MUSICA SENZA ARMONIA
I
Ragionieri Commercialisti, in merito al caso Parmalat, hanno proposto
alle Commissioni Finanze e Attività produttive della Camera di
istituzionalizzare il controllo di qualità sulle procedure e
attività delle società di revisione. Le modifiche ai meccanismi
di corporate governance sono suggerite per assicurare il rispetto delle
regole tecnico-professionali mediante verifiche esterne o "tra
pari", con pubblicazione dei risultati delle verifiche stesse.
E' emblematico che la proposta arrivi dagli "strumentisti"
prima che dai direttori d'orchestra della Business Ethics.

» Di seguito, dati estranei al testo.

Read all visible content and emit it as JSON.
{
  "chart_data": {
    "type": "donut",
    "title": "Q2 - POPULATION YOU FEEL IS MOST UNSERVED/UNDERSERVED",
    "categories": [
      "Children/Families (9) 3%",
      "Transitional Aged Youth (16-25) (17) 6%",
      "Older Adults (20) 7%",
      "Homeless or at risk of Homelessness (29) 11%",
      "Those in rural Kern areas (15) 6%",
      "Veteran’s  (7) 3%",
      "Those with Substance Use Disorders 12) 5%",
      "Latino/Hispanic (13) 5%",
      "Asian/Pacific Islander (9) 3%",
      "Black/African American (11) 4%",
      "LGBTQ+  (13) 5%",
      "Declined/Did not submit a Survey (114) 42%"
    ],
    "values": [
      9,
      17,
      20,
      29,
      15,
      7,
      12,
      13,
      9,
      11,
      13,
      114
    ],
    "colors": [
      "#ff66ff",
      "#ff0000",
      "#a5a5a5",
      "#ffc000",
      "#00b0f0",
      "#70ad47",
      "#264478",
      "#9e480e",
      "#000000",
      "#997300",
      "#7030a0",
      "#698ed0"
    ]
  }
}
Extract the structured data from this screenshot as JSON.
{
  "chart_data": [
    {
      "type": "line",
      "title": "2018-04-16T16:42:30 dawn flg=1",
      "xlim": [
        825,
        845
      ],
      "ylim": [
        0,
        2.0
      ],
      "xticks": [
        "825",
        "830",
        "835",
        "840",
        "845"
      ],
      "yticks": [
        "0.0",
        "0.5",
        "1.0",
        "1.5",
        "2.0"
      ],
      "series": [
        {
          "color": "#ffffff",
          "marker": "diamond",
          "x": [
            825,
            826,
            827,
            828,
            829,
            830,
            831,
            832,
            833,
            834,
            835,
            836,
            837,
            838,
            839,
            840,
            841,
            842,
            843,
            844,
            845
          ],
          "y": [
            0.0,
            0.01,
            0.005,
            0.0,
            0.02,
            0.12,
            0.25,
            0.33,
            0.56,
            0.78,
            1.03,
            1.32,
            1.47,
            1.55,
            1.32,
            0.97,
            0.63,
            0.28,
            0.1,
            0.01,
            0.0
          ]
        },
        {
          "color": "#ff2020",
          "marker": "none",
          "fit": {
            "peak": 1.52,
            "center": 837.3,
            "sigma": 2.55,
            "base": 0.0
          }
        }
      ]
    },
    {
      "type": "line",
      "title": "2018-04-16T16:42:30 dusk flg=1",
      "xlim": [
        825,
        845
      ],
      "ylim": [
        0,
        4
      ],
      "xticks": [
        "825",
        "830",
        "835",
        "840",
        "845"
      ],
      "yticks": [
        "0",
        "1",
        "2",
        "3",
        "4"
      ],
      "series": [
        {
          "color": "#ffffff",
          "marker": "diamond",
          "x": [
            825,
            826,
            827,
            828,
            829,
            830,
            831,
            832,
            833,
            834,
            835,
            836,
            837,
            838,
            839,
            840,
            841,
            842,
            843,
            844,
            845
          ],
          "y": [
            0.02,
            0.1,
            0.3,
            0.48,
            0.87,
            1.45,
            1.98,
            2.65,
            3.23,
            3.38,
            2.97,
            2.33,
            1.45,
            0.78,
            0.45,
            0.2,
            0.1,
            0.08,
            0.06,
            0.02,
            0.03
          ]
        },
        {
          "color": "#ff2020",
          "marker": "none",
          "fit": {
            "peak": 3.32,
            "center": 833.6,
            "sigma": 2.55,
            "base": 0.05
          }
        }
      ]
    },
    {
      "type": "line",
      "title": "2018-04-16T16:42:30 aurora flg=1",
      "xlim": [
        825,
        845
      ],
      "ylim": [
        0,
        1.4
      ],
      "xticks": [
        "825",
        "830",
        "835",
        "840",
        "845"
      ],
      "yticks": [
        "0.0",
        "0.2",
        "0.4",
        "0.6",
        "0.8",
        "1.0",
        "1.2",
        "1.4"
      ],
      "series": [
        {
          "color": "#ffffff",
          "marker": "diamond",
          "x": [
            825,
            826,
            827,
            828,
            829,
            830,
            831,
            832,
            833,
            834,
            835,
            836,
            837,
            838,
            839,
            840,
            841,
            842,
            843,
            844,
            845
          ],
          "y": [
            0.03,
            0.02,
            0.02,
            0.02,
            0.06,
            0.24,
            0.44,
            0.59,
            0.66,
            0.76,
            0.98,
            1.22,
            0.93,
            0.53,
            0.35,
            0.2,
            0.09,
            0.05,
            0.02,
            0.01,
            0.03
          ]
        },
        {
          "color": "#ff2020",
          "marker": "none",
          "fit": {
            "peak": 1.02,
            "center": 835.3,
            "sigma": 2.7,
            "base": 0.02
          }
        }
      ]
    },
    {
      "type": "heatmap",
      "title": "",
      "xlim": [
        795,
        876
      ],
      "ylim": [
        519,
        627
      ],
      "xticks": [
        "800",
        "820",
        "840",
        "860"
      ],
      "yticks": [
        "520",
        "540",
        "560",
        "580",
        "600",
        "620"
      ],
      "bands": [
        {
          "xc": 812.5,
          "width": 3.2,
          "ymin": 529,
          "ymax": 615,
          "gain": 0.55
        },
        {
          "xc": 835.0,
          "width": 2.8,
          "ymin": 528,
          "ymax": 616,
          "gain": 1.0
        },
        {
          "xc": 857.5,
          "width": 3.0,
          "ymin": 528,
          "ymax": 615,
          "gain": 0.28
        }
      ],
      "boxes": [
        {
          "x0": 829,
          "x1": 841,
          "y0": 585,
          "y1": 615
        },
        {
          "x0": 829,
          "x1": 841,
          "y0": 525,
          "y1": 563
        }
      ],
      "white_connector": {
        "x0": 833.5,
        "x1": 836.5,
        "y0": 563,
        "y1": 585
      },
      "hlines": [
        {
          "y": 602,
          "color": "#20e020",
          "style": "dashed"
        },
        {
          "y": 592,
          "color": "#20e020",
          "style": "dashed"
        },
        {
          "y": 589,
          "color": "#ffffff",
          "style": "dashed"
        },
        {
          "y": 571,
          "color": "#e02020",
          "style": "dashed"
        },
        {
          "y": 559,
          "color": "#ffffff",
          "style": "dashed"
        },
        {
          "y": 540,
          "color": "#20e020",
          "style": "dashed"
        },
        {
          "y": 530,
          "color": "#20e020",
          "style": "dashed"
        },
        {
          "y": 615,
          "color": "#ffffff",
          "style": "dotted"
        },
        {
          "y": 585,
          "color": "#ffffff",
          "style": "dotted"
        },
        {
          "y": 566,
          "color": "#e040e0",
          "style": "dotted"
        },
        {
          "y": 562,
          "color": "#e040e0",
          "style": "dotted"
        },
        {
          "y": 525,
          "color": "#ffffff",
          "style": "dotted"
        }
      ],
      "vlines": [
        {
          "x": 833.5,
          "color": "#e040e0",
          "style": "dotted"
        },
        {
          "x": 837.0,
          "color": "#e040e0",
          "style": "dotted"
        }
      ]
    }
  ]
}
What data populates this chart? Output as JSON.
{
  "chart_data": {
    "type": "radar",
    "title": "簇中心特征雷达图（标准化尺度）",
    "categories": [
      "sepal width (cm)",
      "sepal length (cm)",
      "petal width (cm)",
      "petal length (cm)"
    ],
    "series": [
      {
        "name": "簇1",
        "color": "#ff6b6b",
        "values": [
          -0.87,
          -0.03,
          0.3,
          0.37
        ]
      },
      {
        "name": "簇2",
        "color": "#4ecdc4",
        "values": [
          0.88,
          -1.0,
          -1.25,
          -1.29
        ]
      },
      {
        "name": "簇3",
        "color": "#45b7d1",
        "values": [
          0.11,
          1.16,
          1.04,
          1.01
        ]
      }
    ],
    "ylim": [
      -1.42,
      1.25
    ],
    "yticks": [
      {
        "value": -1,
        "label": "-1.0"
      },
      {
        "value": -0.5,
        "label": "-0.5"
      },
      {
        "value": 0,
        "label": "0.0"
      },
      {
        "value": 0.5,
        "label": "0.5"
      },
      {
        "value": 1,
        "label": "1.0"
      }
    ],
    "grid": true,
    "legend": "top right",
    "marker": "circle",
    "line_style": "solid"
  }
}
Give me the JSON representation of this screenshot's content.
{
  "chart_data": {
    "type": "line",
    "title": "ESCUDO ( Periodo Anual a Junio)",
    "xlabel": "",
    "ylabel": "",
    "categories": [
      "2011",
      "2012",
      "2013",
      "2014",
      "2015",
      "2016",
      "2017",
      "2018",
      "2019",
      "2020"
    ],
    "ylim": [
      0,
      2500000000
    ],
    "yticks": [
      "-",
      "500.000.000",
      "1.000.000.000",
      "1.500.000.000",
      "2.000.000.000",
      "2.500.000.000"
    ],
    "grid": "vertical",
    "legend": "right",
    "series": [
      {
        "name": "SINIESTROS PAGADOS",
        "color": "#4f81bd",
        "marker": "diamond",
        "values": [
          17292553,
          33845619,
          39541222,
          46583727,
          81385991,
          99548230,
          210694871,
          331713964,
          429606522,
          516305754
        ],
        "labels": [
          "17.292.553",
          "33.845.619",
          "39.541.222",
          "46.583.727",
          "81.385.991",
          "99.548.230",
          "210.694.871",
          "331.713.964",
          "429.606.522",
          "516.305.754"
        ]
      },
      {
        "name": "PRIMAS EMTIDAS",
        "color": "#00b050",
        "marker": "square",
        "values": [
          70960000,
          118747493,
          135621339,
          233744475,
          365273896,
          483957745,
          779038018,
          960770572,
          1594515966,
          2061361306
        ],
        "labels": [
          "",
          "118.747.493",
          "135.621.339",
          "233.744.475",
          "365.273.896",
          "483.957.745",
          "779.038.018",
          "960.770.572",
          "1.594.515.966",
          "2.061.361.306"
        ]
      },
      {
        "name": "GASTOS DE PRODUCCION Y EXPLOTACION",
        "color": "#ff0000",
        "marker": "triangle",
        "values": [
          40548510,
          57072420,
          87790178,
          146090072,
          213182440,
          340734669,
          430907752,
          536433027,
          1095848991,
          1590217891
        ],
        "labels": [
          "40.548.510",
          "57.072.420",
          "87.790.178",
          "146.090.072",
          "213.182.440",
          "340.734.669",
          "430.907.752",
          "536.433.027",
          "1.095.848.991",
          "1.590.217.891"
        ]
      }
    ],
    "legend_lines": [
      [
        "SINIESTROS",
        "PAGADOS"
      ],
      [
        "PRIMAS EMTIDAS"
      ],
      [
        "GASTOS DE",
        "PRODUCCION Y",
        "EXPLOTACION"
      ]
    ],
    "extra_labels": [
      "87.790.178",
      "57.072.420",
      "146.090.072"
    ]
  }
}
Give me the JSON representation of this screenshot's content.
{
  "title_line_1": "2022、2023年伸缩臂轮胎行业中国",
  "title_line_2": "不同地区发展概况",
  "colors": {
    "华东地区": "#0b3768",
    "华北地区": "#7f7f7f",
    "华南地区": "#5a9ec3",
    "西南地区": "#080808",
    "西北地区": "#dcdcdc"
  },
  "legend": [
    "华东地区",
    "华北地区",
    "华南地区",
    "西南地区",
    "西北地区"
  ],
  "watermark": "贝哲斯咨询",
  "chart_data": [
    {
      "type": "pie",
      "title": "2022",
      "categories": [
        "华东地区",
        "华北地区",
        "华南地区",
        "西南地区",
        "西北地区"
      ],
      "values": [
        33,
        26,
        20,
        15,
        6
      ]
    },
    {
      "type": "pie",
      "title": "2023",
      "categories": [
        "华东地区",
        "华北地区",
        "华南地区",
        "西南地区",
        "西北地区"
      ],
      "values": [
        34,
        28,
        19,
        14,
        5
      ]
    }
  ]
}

Si sono accorti
che non solo i piccoli azionisti ma gli stessi sindaci, gli amministratori
onesti e competenti, le regole di Corporate Governance e le varie certificazioni
di qualità -sia interne sia esterne- sono impotenti di fronte
alla spericolata genialità degli squali della finanza. Ma se
non li ferma il codice civile, se non li preoccupa il bilancio contabile,
cosa ci si può aspettare da una più solerte attività
di controllo?
E' evidente che gli strumenti non sono un'orchestra, ciascuno interpreta la sua partitura e batte il tempo come gli pare, concedendo alla platea saltuari passaggi melodicamente godibili e qualche buon accordo per appagare il bisogno di armonia e acquetare l'attenzione percettiva.
In uno scenario dominato da
tanta raffinatezza strategica, come rispondono i top manager agli appelli
alla trasparenza e agli inviti alla corporate social responsibility?
Con un bel codice etico fatto col taglia e incolla, con il bilancio
sociale e caspita, anche la certificazione di qualita'! Perché
questi sono gli strumenti di cui dispone l'Ethics Officer, armi leggere
contro il bazooka, la determinazione feroce a far soldi da una parte
-quella che ha le deleghe- e l'intenzione di capire e di mediare dall'altra:
un duello impari, pur con tutta la conoscenza e l'attenzione che ci
possa mettere il supervisore etico.
Che allora deve sapersi arrangiare, privilegiando la creatività,
l'osservazione e il mettere in relazione; non limitarsi ai facili controlli
cartacei o a prevedibili incroci di riscontro ma piuttosto annusare
l'aria che tira, la psicologia della proprietà e degli amministratori,
l'atteggiamento, il piglio, gli accenni sussurrati e i commenti lasciati
in sospeso, il modo di vestire e di viaggiare, la postura e il tono
adottati con i collaboratori, con i consulenti, con i rappresentanti
sindacali, con i giornalisti, con i clienti, la determinazione e la
prontezza a reagire in situazioni difficili, l'attenzione per i dipendenti,
il rispetto del core business, la capacità di creare nuovi prodotti
e servizi ...
Questa è l'auditing way sollecitata da Francesco
Varanini , che non si può neutralizzare con alcun documento,
impossibile da smontare anche per il più navigato dei revisori,
inattaccabile da qualsiasi cavillo legale proprio perché etica
nella sua essenza. Basata sulla ricerca instancabile e irrinunciabile
del compromesso, della via comune -e perciò condivisa e più
probabile- verso la soluzione dei problemi quotidiani.
E orientata alla ricerca di un imprenditore che voglia fare l'imprenditore
e non il finanziere. E che diffida del finanziere che vuole fare l'imprenditore.